Maintenant ai-je réussi à y vivre ? Jugez-en.

Sur ma table à tapis vert qui ne quitte pas le balcon, la gracieuse Pepa, qui s’éveille avec l’aube, vient, vers dix heures, poser une serviette blanche ; puis elle m’apporte des huîtres détachées le matin même des rochers de la baie, deux côtelettes d’agneau, une loubine frite qui est un délicieux poisson, des œufs sur le plat sucrés, une crème au chocolat, des poires et des pêches, une tasse de fort bon café et un verre de vin de Malaga. Je bois d’ailleurs du cidre, ne pouvant me faire au vin de peau de bouc. Ceci est mon déjeuner.

Voici mon dîner, qui a lieu le soir vers sept heures, quand je suis revenu de mes courses dans la baie ou sur la côte. Une excellente soupe, le puchero avec le lard et les pois chiches sans le safran et les piments, des tranches de merluche frites dans l’huile, un poulet rôti, une salade de cresson cueilli dans le ruisseau du lavoir, des petits pois aux œufs durs, un gâteau de maïs au lait et à la fleur d’oranger, des brugnons, des fraises et un verre de vin de Malaga.

Pendant que Pépita me sert, allant et venant autour de moi, toutes ces choses qui sollicitent mon appétit de montagnard, le soleil se couche, la lune se lève, un bateau pêcheur sort de la baie, tous les spectacles de l’océan et des montagnes se déploient devant moi mariés à tous les spectacles du ciel. Je parle basque et espagnol à Pépita.

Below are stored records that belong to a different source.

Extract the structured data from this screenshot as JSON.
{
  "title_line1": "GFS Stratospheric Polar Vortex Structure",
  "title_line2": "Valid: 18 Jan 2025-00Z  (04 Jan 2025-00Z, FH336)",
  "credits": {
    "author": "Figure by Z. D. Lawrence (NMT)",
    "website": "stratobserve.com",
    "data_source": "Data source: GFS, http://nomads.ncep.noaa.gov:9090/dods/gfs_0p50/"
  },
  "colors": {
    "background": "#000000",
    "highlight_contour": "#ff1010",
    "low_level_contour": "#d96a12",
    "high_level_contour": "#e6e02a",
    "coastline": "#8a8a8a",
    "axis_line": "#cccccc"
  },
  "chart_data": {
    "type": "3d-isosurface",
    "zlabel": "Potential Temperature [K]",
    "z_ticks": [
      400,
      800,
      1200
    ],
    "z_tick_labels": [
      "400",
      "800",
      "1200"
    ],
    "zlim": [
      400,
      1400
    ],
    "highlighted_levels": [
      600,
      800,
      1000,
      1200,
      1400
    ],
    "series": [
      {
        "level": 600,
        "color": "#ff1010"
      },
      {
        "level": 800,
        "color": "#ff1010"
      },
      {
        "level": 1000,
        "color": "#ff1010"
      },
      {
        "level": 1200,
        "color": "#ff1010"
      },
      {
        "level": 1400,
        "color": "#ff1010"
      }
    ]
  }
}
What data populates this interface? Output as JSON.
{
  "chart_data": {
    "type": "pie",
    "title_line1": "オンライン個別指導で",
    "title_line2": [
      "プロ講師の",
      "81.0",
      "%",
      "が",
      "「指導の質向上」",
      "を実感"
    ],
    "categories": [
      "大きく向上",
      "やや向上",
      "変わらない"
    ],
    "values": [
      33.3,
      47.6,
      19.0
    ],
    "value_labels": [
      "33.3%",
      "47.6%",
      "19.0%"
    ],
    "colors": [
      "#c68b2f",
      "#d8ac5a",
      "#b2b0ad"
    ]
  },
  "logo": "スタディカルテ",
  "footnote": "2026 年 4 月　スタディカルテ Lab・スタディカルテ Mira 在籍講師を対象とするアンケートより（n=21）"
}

Je lui conte des histoires de sorciers que j’invente incroyables et auxquelles j’ai l’air de croire, elle rit et tâche de me dissuader, j’entends chanter au loin les batelières, et je ne m’aperçois pas que la porcelaine est en faïence et l’argenterie en étain.

Tout cela me coûte cinq francs par jour.

À Saint-Sébastien, on me croit probablement mort de faim et dévoré par les sauvages.

Du reste, rien ne m’a été plus facile que de m’installer ici. J’ai demandé à Manuela si elle connaîtrait à Pasages une maison où je pusse me loger pendant quelques jours. La fantaisie a d’abord un peu surpris Manuela ; mais j’ai insisté, et elle m’a conduit où je suis. La digne madame Basquetz m’a accueilli avec un sourire ; je lui ai donné le prix qu’elle m’a demandé. C’est fort simple, comme vous voyez.


La baie du Passage, abritée de toutes parts et de tous les vents, pourrait faire un port magnifique. Napoléon l’avait pensé, et, comme il était bon ingénieur, il avait lui-même crayonné un plan des travaux à faire. Le bassin a plusieurs lieues de tour et le goulet qui mène à la mer est tellement étroit qu’il ne peut y passer qu’un seul bâtiment à la fois. Ce goulet, resserré entre deux hautes croupes de rochers, est lui-même partagé en trois petits bassins que séparent des étranglements faciles à fortifier et à défendre.

Au seizième siècle, la compagnie de Caracas, réunie depuis à celle des Philippines, avait son entrepôt et ses magasins à Pasages. Elle avait fait construire pour protéger la baie la belle tour qui en est aujourd’hui l’ornement. Cette tour a été démantelée il y a quelques années par les carlistes.

Les carlistes, soit dit en passant, ont laissé de tristes traces à Pasages. Ils ont démoli et brûlé plusieurs maisons. Celle où je demeure n’a été que pillée. — Grand bonheur ! me disait mon hôtesse en joignant les mains.

Les anglais aussi ont occupé Pasages à diverses époques, et tout récemment encore.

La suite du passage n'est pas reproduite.